Exercise 5C               | 1 | 2 | 3 | 4 | 5 | back to g solutions | physics home|

 

By: Ryan Carpenter

 

formulas

 

-E = fd

-PE = mgh

-force of friction F = uf

 

1) A student wearing frictionless in-line skates on a horizontal surface is pushed by a friend with a constant force of 45 N.  How far must the student be pushed, starting from rest, so that her final kinetic energy is 352J?                                                                                                                 TOP

 

            E = fd

            352 = 45d

            352/45 =  d

            d = 7.822222222

            d = 7.8 m

                       

2 A 2E3 kg car accelerates from rest under the actions of two forces.  One is a forward force of 1140 N provided by traction between the wheels and the road.  The other is 950 N resistive force due to various frictional forces.  Use the work-kinetic energy theorem to determine how far the car must travel for its speed to reach 2.0m/s?                                                                                                                                                                         TOP

 

            so before we have pure kinetic energy and after, all that energy goes into friction

            to find the net force, find big – small = 1140 – 950 = 190 N

            .5mv^2 = fd

            .5(2E3)(2.0)^2 = (190)d

            .5(2E3)(2.0)^2/190 = d

            d = 21.052631158

            d = 21 m

 

3) A 2.1E3 kg car starts from rest at the top of a driveway that is sloped at the angle of 20.0 degrees with the horizontal.  An average friction force of 4E3 N impedes the car’s motion so that the car’s speed at the bottom of the driveway is 3.8 m/s.  What is the length of the driveway?         TOP

 

            before = potential

            after = kinetic + friction

 

            so to find potential, use trig,

                        sin () = opp/hyp

                        sin () = h/l

            solve for the height in terms of length

                        h = l sin 20

           

            now plug it in

 

                        mgh = fl + .5mv^2

                        mg (l sin20) = fl + .5mv^2

            solve for l

                        mg lsin20 –fl = .5mv^2

                        l(mgsin20 – f) = .5mv^2

                        l = .5mv^2 / (mgsin20 – f)
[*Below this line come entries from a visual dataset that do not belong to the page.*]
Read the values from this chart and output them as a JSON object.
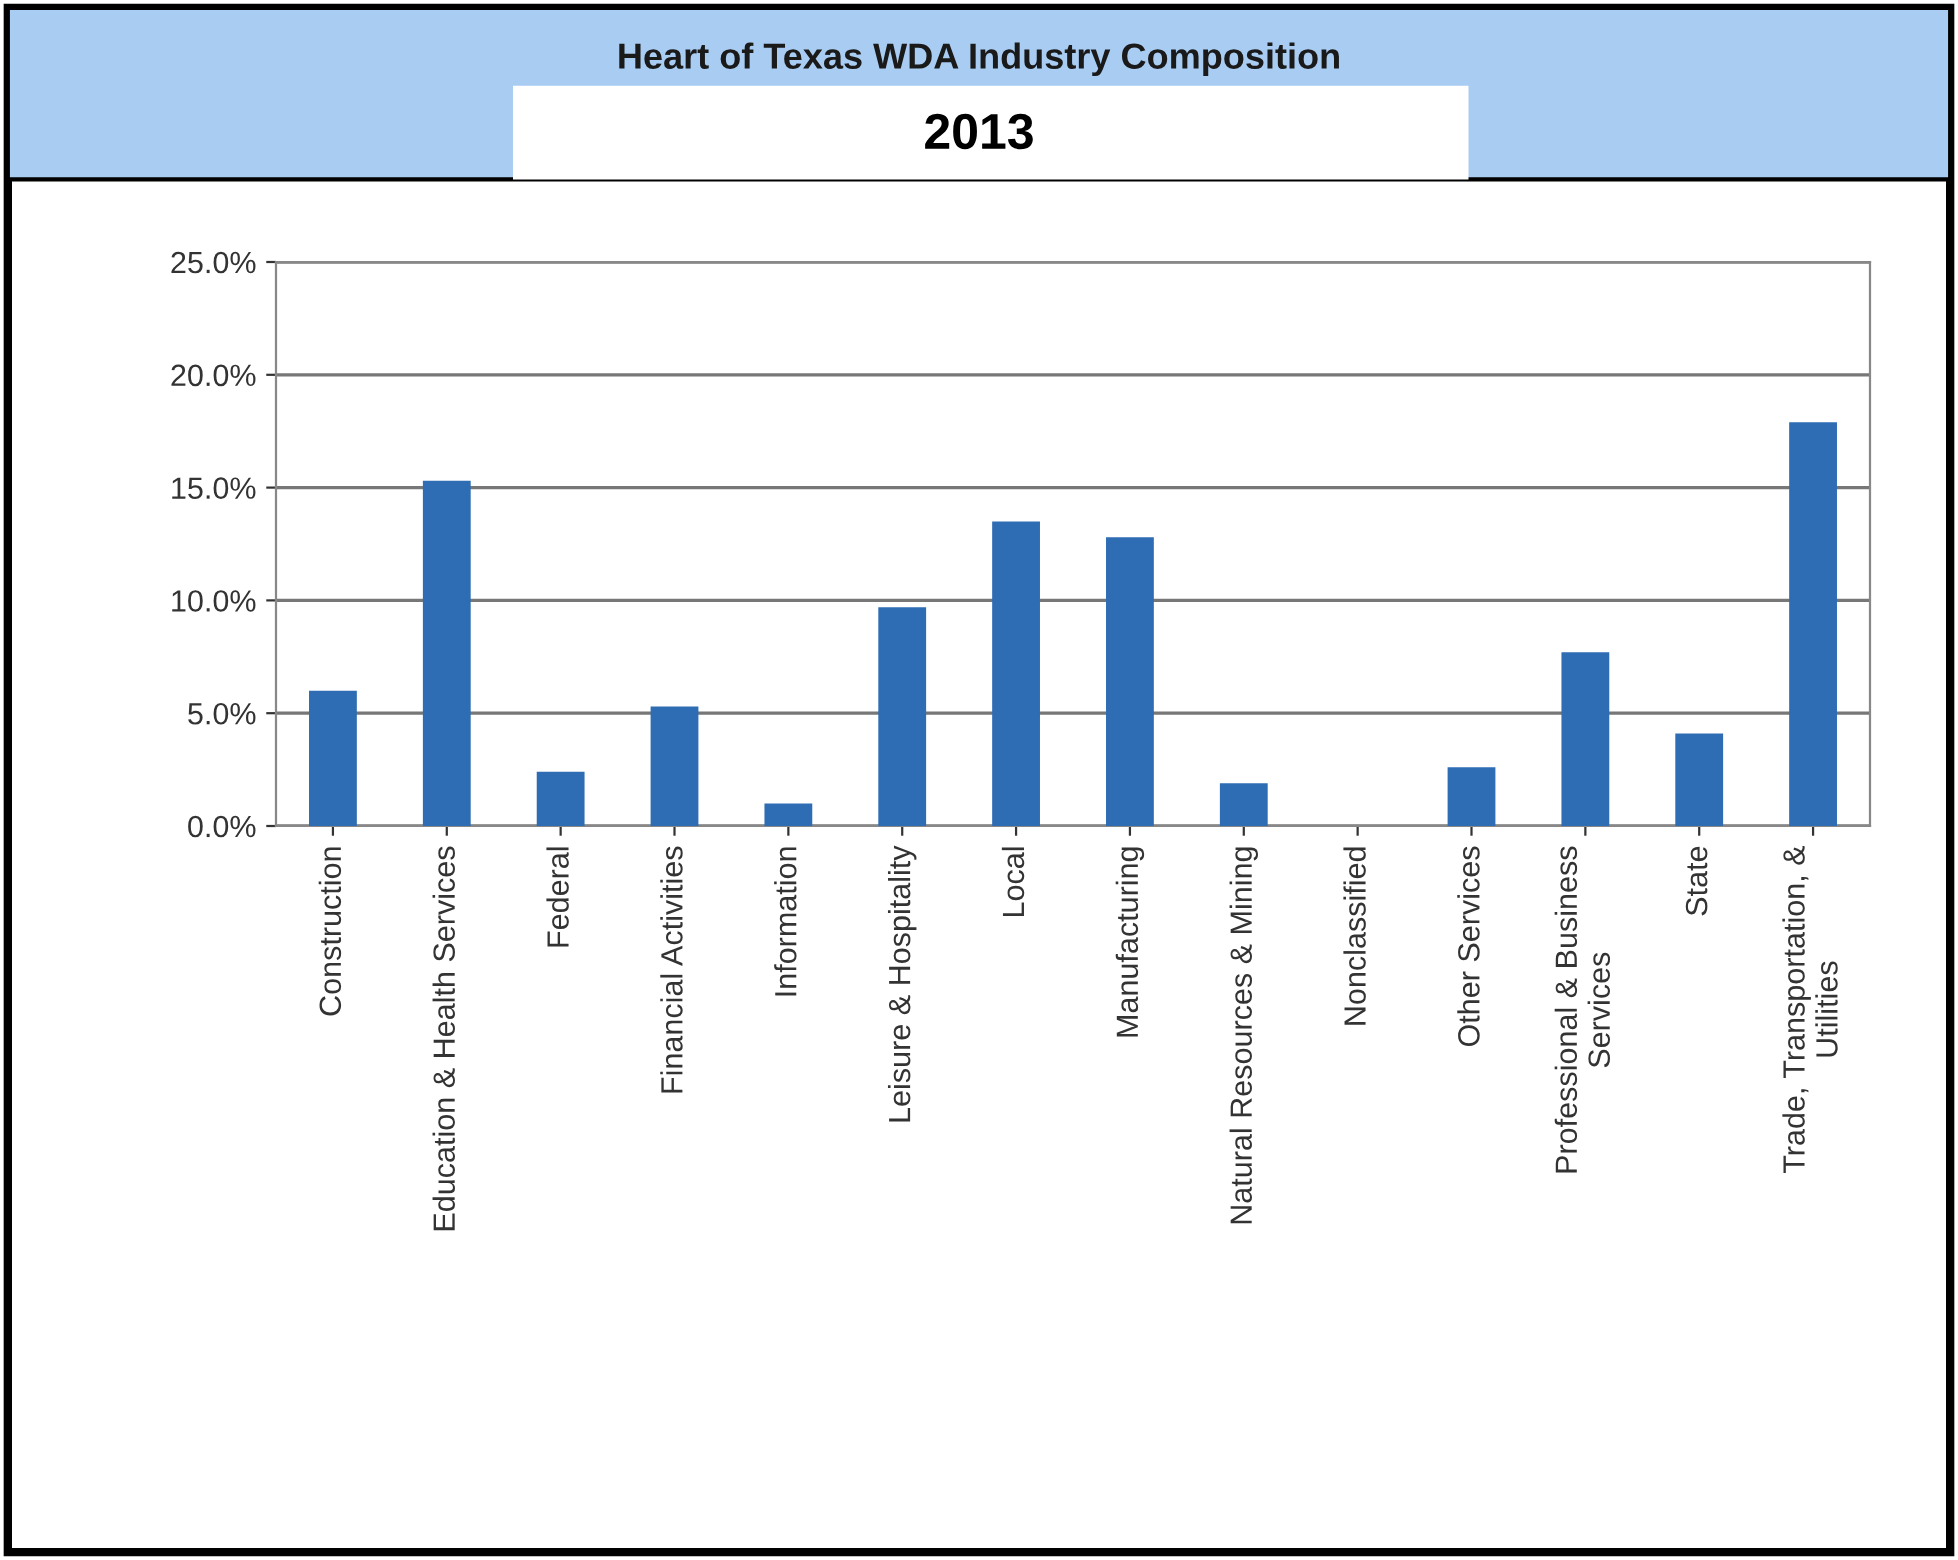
{
  "chart_data": {
    "type": "bar",
    "title": "Heart of Texas WDA Industry Composition",
    "subtitle": "2013",
    "categories": [
      "Construction",
      "Education & Health Services",
      "Federal",
      "Financial Activities",
      "Information",
      "Leisure & Hospitality",
      "Local",
      "Manufacturing",
      "Natural Resources & Mining",
      "Nonclassified",
      "Other Services",
      "Professional & Business\nServices",
      "State",
      "Trade, Transportation, &\nUtilities"
    ],
    "values": [
      6.0,
      15.3,
      2.4,
      5.3,
      1.0,
      9.7,
      13.5,
      12.8,
      1.9,
      0,
      2.6,
      7.7,
      4.1,
      17.9
    ],
    "color": "#2e6db4",
    "ylim": [
      0,
      25
    ],
    "yticks": [
      {
        "value": 0,
        "label": "0.0%"
      },
      {
        "value": 5,
        "label": "5.0%"
      },
      {
        "value": 10,
        "label": "10.0%"
      },
      {
        "value": 15,
        "label": "15.0%"
      },
      {
        "value": 20,
        "label": "20.0%"
      },
      {
        "value": 25,
        "label": "25.0%"
      }
    ],
    "grid": "y",
    "legend": false
  }
}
                        l = 15162/3045.956973

                        l = 4.977745955

                        l = 5.0 meters

           

4) A 75 kg bobsled is pushed along a horizontal surface by two athletes after the bobsled is pushed a distance of 4.5m starting from rest, its speed is 6.0 m/s.  Find the magnitude of the net force on the bobsled.                                                                                 `                                               TOP

 

            before =  fd

            after = .5mv^2

 

            fd = .5mv^2

            f(4.5) = .5(75)(6.0)^2

            f = .5(75)(6.0)^2/(4.5)

            f = 300 N

 

5) A 10.0 kg crate is pulled up a rough incline with an initial speed of 1.5 m/s.   The pulling force is 100.0 N parallel to the incline, which makes an angle of 15.0 degrees with the horizontal.  Assuming the coefficient of kinetic friction is .40 and the crate is pulled a distance of 7.5 m, find the following.                                                                                                                                                                                                                    TOP   

 

a.      the work done by the Earth’s gravity on the crate

first we must find the height it goes up to

            sin 15 = h/l

            lsin15 = h

            7.5sin15 = h

            h = 1.941142838

now the potential energy

            E = mgh

            E = (10)(9.81)(1.941142838)

            E = 190.426, pointing down so the force will be negative

            E = -190J

b.      the work done by the force of friction on the crate

find the force perpendicular to the crate

            downward force = 9.81*10

            98.1/cos15 = perp

           

            friction = u(perp force)

            friction = .40 * 98.1/cos15

            friction = 37.72N

            force = fd

            force of friction = 37.72*7.5

            force of friction (impeding) = -282.94

            F = -280J

c.       the work done by the puller on the crate

E = fd

E = (100)(7.5)

E = 750J

d.      the change in kinetic energy of the crate

do part e first

then initial kinetic energy – final

 

11.25 – (.5)(10)(7.6)^2 = change in kinetic

change = 277.55

change = 280J

 

e.       the speed of the crate after it is pulled 7.5 m

 before = kinetic

after = kinetic + potential + friction + puller

 

.5mv^2 = .5mv’^2 + mgh + fd + fd

plug in above answers/ do some simple calculations

 

11.25 = 5v^2 + -190 + -280 + 750

-268.75 = 5v^2

get rid of the negative to make it nice

(268.75/5)^.5

 

speed after = 7.6 m